Since it takes so long for vitamin D to be fully activated and available to your body, the time to top up your vitamin D levels is before you get sick and if you have not been taking at least 3000 IUs of vitamin D3 for a couple months you should either get tested and supplement accordingly or immediately take 100,000 IU of vitamin D3 and then start on at least 3000 – 5000 IU per day.
Such a high one time dose is not dangerous, even if you already have normal vitamin D levels and will help ensure that you reach vitamin D sufficiency within 2 weeks.
For patients who are already sick, do not know their vitamin D levels and have not been supplementing for long enough to be sure they are at a normal level an experimental prescription option is the synthetic activated vitamin D analog called calcitriol.
For hospitalized patients this can be given IV, but even when taken orally it is well absorbed and reaches peak blood levels within a few hours. There is one in vitro study showing significant activity against COVID-19, but no one has yet studied it in patients.
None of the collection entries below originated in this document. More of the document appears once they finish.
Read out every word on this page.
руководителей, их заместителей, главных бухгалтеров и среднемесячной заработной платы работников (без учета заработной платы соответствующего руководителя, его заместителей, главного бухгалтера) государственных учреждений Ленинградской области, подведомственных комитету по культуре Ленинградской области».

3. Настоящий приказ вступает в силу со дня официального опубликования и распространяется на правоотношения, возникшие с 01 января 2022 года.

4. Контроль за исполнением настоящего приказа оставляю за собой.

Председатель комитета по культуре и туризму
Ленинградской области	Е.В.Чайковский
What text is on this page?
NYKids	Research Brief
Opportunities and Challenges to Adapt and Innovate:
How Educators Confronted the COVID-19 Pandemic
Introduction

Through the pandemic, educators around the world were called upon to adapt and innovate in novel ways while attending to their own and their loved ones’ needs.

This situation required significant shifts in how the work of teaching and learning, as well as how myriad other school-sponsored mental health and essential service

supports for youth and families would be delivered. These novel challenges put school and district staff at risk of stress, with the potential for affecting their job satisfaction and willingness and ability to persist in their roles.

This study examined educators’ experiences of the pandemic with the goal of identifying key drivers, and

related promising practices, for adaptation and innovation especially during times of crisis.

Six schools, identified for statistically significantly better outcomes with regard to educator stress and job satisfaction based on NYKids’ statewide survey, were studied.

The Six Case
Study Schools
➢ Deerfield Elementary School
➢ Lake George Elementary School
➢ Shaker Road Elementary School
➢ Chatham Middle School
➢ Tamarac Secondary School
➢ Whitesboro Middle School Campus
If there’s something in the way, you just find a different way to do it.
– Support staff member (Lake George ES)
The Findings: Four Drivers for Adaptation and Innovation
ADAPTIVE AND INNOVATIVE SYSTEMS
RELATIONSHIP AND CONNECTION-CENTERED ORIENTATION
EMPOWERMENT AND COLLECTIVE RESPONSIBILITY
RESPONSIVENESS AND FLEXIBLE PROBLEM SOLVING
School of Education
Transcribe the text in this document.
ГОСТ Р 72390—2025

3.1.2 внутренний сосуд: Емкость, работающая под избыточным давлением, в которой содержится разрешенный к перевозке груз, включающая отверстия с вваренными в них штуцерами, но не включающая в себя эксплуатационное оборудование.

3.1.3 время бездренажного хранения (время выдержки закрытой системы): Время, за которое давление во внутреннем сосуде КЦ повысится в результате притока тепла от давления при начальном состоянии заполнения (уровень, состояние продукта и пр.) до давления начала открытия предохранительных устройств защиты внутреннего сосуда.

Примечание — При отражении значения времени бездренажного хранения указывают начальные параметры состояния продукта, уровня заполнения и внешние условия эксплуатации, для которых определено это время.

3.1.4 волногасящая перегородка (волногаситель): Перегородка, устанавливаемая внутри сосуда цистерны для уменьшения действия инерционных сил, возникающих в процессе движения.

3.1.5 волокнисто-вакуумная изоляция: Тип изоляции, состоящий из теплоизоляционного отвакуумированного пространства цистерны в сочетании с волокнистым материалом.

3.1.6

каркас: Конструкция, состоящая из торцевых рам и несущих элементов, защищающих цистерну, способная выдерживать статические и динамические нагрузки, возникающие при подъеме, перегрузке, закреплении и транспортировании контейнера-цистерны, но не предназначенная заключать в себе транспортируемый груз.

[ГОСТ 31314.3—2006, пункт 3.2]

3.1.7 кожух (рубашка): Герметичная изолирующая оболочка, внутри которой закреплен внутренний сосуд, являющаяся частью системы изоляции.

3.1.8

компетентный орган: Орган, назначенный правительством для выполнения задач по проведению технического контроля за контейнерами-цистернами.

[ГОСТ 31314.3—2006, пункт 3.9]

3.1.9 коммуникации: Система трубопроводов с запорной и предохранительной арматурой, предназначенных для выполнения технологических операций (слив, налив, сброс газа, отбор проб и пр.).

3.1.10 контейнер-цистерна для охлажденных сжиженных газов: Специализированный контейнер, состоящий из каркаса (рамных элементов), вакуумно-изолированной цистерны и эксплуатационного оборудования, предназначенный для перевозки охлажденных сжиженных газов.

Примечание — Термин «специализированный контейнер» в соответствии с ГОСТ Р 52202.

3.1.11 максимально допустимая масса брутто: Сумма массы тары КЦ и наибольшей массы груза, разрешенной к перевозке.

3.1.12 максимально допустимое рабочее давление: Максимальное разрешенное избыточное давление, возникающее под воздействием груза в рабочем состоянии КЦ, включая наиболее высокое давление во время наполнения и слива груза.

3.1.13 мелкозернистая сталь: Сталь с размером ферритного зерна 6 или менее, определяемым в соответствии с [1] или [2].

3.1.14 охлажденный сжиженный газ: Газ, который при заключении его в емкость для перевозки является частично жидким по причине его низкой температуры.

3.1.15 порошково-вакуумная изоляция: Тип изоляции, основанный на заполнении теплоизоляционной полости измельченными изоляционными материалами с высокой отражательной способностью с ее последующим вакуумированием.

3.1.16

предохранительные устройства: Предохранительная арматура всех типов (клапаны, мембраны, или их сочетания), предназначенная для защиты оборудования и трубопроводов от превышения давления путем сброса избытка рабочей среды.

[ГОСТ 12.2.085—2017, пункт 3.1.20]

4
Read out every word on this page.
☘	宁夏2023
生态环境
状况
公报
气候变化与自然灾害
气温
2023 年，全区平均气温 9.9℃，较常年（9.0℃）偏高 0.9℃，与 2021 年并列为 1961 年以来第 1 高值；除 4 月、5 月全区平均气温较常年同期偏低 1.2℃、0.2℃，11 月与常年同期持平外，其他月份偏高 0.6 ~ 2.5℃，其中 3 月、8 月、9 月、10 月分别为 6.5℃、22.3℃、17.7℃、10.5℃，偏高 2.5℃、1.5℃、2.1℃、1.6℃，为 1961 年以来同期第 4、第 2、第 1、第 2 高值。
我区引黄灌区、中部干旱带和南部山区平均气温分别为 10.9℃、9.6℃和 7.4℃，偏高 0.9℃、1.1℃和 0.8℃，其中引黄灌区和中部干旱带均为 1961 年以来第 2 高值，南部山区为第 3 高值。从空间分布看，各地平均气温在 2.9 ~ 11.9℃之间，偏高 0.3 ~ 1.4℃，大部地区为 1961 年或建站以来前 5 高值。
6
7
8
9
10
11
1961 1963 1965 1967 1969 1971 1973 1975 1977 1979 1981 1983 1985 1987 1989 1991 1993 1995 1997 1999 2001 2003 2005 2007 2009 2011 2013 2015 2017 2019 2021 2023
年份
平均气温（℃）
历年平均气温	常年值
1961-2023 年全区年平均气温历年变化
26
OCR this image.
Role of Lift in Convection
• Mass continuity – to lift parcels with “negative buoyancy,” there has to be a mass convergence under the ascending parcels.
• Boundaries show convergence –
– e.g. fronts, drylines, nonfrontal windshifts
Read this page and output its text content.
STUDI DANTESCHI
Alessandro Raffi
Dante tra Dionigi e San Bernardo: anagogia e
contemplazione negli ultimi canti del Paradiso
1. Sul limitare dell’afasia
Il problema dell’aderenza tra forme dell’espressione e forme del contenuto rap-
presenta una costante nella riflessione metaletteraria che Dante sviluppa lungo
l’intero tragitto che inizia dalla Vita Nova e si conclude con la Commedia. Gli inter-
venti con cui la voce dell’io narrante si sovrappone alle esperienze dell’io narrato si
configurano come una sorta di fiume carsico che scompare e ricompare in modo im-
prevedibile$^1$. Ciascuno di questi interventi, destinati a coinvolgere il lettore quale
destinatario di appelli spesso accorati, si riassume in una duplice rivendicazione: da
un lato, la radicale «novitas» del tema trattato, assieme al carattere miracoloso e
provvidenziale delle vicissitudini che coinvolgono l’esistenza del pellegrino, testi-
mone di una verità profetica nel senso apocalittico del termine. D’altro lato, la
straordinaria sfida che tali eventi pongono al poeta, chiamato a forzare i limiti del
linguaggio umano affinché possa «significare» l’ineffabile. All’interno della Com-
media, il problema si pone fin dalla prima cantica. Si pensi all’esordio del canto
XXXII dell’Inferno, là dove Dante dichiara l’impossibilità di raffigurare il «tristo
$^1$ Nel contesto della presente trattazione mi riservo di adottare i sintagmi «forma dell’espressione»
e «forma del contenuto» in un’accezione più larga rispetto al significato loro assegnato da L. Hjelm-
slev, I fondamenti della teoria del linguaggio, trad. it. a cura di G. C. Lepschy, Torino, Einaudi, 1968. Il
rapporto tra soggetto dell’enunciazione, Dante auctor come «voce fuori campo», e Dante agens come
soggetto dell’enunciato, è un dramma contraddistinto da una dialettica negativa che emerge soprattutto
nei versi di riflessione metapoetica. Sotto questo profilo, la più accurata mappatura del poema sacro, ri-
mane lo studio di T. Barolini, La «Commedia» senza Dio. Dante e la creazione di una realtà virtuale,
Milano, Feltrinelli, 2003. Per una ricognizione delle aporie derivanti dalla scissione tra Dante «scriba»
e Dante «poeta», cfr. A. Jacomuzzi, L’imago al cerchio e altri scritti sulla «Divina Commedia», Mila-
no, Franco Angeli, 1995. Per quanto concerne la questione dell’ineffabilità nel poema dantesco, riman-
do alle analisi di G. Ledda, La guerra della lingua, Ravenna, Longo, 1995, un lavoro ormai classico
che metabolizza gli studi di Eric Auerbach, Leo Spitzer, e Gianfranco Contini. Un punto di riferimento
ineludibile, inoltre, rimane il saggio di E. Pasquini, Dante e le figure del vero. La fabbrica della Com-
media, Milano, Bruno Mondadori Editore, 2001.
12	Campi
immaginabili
The ideal patient is low risk, has a normal vitamin D level and has been on the other recommended supplements for months. They might even be on an SSRI already. They show up on day 1 of symptoms and the pharmacy has ivermectin in stock and the pharmacist doesn’t balk at the weird dosing, so they start treatment right away.
This patient is often observed to improve and return to normal within 1 to 3 days of starting ivermectin and the FLCCC protocol supplement regimen.
Not all patients fit this mold.
Higher risk and late presentations may call for promising adjunctive treatments including fluvoxamine, colchicine, oral and inhaled steroids, stronger blood thinners and vitamin D.
And if in doubt assume it’s COVID – time is lung and time is brain and time is not on your side. Anywhere from 20-90% of patients develop some form of long COVID lasting weeks to months and I have seen it even in young children and healthy young adults. It can be debilitating and even knock off up to 8 IQ points.
My advice to all patients is to treat every COVID-like illness as COVID until proven otherwise.
Proof can be hard to come by, some blood groups (B) test false negative more often, One patient in the hospital tested negative multiple times over multiple days right up until they were intubated and a lung aspirate finally tested positive for COVID-19.
One silver lining to this pandemic is that we have come to appreciate that we have many cheap broad spectrum antivirals available. I would be surprised if similar treatments did not work for the flu and other viral illnesses.
When the proposed treatments are cheap old generic drugs and supplements that are generally safe and well tolerated there is little to lose assuming it’s COVID-19 and treating accordingly.